Here’s where we use Jensen’s inequality in the usual trick from lots of variational analyses. We move the convex \log function inside the expectation:

\begin{aligned}  \log Z(\theta) &\ge \mathbb{E}_{q(x)} \left[ \log \frac{1}{q(x)} \exp \left( \langle \theta, \phi(x) \rangle \right) \right]\\  &= \mathbb{E}_{q(x)} \left[ \log \exp \left( \langle \theta, \phi(x) \rangle \right) - \log q(x) \right]\\  &= \mathbb{E}_{q(x)} \left[ \langle \theta, \phi(x) \rangle \right) ] - \mathbb{E}_{q(x)} \left[ \log q(x) \right]\\  &\equiv \langle \theta, \mu \rangle + H(\mu)  \end{aligned}.

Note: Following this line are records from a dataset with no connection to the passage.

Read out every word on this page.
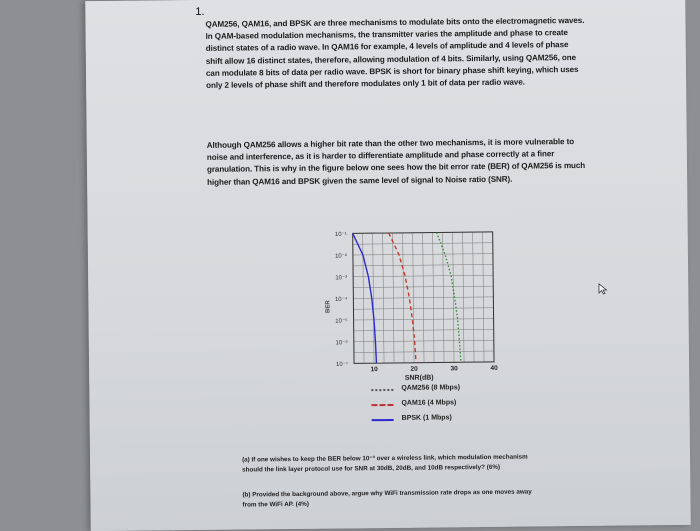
1.
QAM256, QAM16, and BPSK are three mechanisms to modulate bits onto the electromagnetic waves. In QAM-based modulation mechanisms, the transmitter varies the amplitude and phase to create distinct states of a radio wave. In QAM16 for example, 4 levels of amplitude and 4 levels of phase shift allow 16 distinct states, therefore, allowing modulation of 4 bits. Similarly, using QAM256, one can modulate 8 bits of data per radio wave. BPSK is short for binary phase shift keying, which uses only 2 levels of phase shift and therefore modulates only 1 bit of data per radio wave.
Although QAM256 allows a higher bit rate than the other two mechanisms, it is more vulnerable to noise and interference, as it is harder to differentiate amplitude and phase correctly at a finer granulation. This is why in the figure below one sees how the bit error rate (BER) of QAM256 is much higher than QAM16 and BPSK given the same level of signal to Noise ratio (SNR).
10⁻¹
10⁻²
10⁻³
10⁻⁴
10⁻⁵
10⁻⁶
10⁻⁷
10	20	30	40
SNR(dB)
BER
QAM256 (8 Mbps)
QAM16 (4 Mbps)
BPSK (1 Mbps)
(a) If one wishes to keep the BER below 10⁻³ over a wireless link, which modulation mechanism should the link layer protocol use for SNR at 30dB, 20dB, and 10dB respectively? (6%)
(b) Provided the background above, argue why WiFi transmission rate drops as one moves away from the WiFi AP. (4%)
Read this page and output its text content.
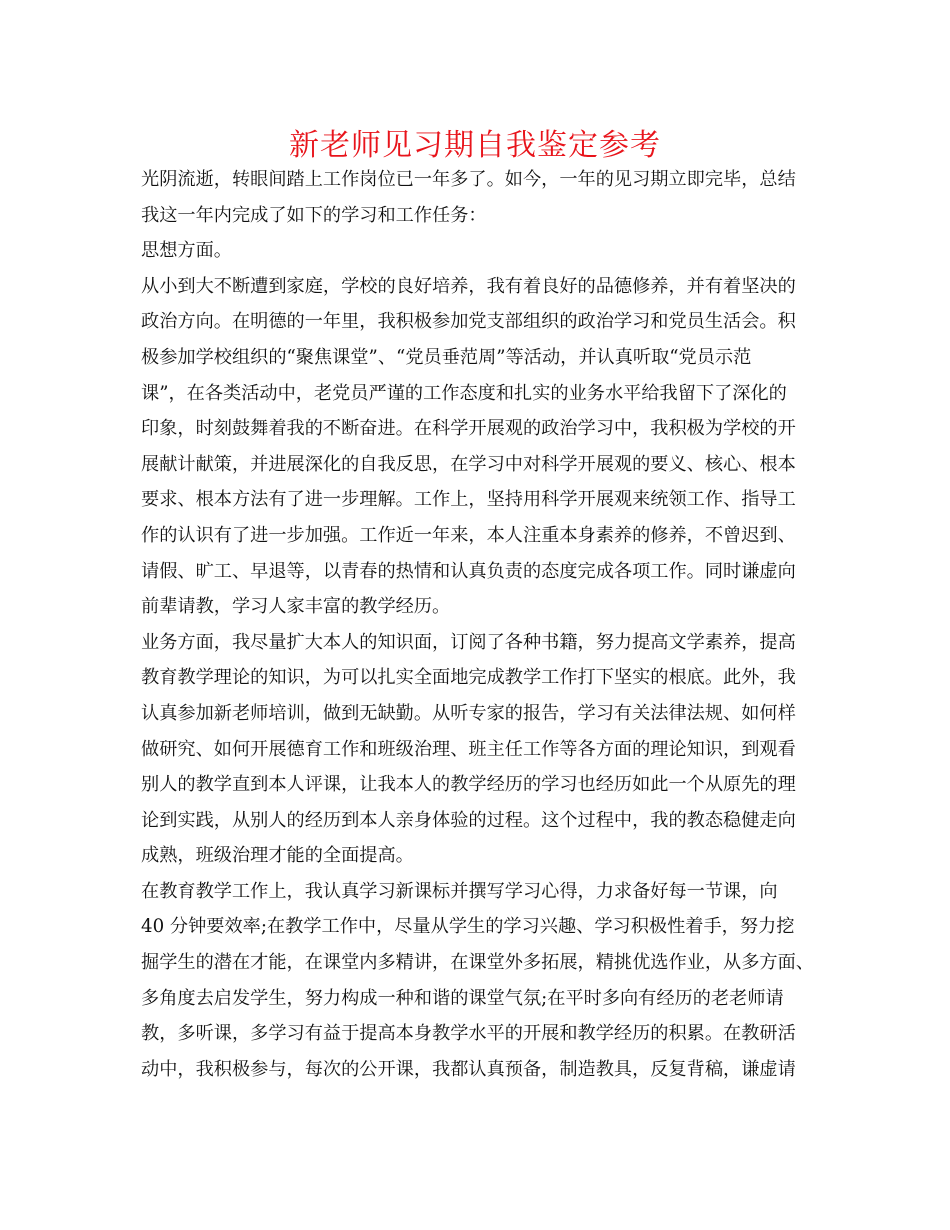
新老师见习期自我鉴定参考
光阴流逝，转眼间踏上工作岗位已一年多了。如今，一年的见习期立即完毕，总结
我这一年内完成了如下的学习和工作任务：
思想方面。
从小到大不断遭到家庭，学校的良好培养，我有着良好的品德修养，并有着坚决的
政治方向。在明德的一年里，我积极参加党支部组织的政治学习和党员生活会。积
极参加学校组织的“聚焦课堂”、“党员垂范周”等活动，并认真听取“党员示范
课”，在各类活动中，老党员严谨的工作态度和扎实的业务水平给我留下了深化的
印象，时刻鼓舞着我的不断奋进。在科学开展观的政治学习中，我积极为学校的开
展献计献策，并进展深化的自我反思，在学习中对科学开展观的要义、核心、根本
要求、根本方法有了进一步理解。工作上，坚持用科学开展观来统领工作、指导工
作的认识有了进一步加强。工作近一年来，本人注重本身素养的修养，不曾迟到、
请假、旷工、早退等，以青春的热情和认真负责的态度完成各项工作。同时谦虚向
前辈请教，学习人家丰富的教学经历。
业务方面，我尽量扩大本人的知识面，订阅了各种书籍，努力提高文学素养，提高
教育教学理论的知识，为可以扎实全面地完成教学工作打下坚实的根底。此外，我
认真参加新老师培训，做到无缺勤。从听专家的报告，学习有关法律法规、如何样
做研究、如何开展德育工作和班级治理、班主任工作等各方面的理论知识，到观看
别人的教学直到本人评课，让我本人的教学经历的学习也经历如此一个从原先的理
论到实践，从别人的经历到本人亲身体验的过程。这个过程中，我的教态稳健走向
成熟，班级治理才能的全面提高。
在教育教学工作上，我认真学习新课标并撰写学习心得，力求备好每一节课，向
40 分钟要效率;在教学工作中，尽量从学生的学习兴趣、学习积极性着手，努力挖
掘学生的潜在才能，在课堂内多精讲，在课堂外多拓展，精挑优选作业，从多方面、
多角度去启发学生，努力构成一种和谐的课堂气氛;在平时多向有经历的老老师请
教，多听课，多学习有益于提高本身教学水平的开展和教学经历的积累。在教研活
动中，我积极参与，每次的公开课，我都认真预备，制造教具，反复背稿，谦虚请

Thus, simplifying the application of Jensen’s to the log-partition gets us the lower bound on the log partition, which holds for any distribution q or any marginal vector \mu. The last remaining step to show the equality at the supremum is to show that there exists a setting of q that achieves equality. It’s pretty easy to guess what that is. Let q = p. Then
\begin{aligned}  & \mathbb{E}_{p(x)} \left[ \log \frac{1}{p(x)} \exp \left( \langle \theta, \phi(x) \rangle \right) \right]\\  &= \mathbb{E}_{p(x)} \left[ \log \frac{Z(\theta)}{\exp \left( \langle \theta, \phi(x) \rangle \right)} \exp \left( \langle \theta, \phi(x) \rangle \right) \right]\\  &= \mathbb{E}_{p(x)} \left[ \log Z(\theta) \right] = \log Z(\theta)  \end{aligned},
since Z(\theta) is constant with respect to x.

The problem with this analysis, as much as I like it, is that it depends on having an intuitive trust of Jensen’s inequality. I think I have that intuitive trust, and I think many of the folks I talk to about this stuff do too. Jensen’s inequality is really just an observation about the definition of convexity, and as such, I’m able to reason about it naturally. I don’t have the same feeling about convex conjugacy, though I suspect since this duality is so straightforward via Jensen’s that convex conjugacy is just as obvious once you “get it.”

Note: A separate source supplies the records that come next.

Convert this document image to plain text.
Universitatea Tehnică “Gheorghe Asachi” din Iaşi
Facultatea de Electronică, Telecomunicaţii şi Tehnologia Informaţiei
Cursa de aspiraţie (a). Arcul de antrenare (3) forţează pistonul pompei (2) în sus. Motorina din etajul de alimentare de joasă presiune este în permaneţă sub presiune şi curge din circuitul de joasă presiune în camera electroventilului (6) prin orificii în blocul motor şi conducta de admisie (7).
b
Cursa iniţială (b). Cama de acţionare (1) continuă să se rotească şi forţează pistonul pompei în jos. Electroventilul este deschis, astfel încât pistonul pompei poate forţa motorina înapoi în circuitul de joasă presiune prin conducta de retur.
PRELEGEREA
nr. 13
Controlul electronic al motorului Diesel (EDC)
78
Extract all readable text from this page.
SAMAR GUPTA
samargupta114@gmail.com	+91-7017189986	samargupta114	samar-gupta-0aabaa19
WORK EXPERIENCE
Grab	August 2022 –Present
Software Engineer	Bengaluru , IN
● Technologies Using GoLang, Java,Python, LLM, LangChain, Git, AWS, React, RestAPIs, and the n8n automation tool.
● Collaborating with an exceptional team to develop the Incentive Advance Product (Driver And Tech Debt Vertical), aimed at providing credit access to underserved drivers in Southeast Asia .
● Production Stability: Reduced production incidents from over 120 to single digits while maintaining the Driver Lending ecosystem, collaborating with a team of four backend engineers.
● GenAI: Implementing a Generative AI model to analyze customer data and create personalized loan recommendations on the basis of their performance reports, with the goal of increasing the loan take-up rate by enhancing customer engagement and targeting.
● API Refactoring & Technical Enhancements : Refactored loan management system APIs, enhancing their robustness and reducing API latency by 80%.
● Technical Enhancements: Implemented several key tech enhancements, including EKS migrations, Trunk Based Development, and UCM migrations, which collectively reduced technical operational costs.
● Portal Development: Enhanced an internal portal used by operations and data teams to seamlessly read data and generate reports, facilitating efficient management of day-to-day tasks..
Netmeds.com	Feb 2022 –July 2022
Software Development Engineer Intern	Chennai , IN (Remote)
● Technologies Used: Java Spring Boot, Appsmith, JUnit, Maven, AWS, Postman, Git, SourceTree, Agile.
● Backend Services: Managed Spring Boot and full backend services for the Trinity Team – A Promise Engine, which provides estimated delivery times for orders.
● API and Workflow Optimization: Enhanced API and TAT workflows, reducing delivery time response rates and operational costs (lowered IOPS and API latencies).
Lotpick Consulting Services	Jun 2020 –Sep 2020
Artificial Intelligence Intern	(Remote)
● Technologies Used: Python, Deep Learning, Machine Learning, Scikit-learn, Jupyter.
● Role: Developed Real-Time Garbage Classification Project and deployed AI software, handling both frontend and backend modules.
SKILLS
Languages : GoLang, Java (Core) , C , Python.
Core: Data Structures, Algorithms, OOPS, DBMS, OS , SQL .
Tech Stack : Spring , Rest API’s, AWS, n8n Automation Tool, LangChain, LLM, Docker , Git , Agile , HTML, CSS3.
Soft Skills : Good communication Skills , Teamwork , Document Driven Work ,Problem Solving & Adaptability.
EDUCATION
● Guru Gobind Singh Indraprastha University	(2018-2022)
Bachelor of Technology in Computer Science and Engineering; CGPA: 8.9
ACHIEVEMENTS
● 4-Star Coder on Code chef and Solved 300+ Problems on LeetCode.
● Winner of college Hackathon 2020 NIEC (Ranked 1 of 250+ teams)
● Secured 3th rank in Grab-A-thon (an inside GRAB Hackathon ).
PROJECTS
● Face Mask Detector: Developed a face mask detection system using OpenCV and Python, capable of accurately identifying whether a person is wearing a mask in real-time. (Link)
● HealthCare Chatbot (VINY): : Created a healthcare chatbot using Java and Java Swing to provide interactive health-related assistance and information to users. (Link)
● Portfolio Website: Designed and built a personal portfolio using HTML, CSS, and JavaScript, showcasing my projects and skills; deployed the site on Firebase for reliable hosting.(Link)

I’ve never seen this analysis written out before in this context. It’s nearly identical to many derivations for variational inference methods, so it’s relatively elementary and merely at the level of an advanced homework exercise. But every time I’ve seen this duality discussed, it’s justified via Fenchel duality identities and convex conjugacy.

Let me know if I messed anything up here, or if you have any good pointers to help improve my intuition about the Fenchel dual view of this same identity.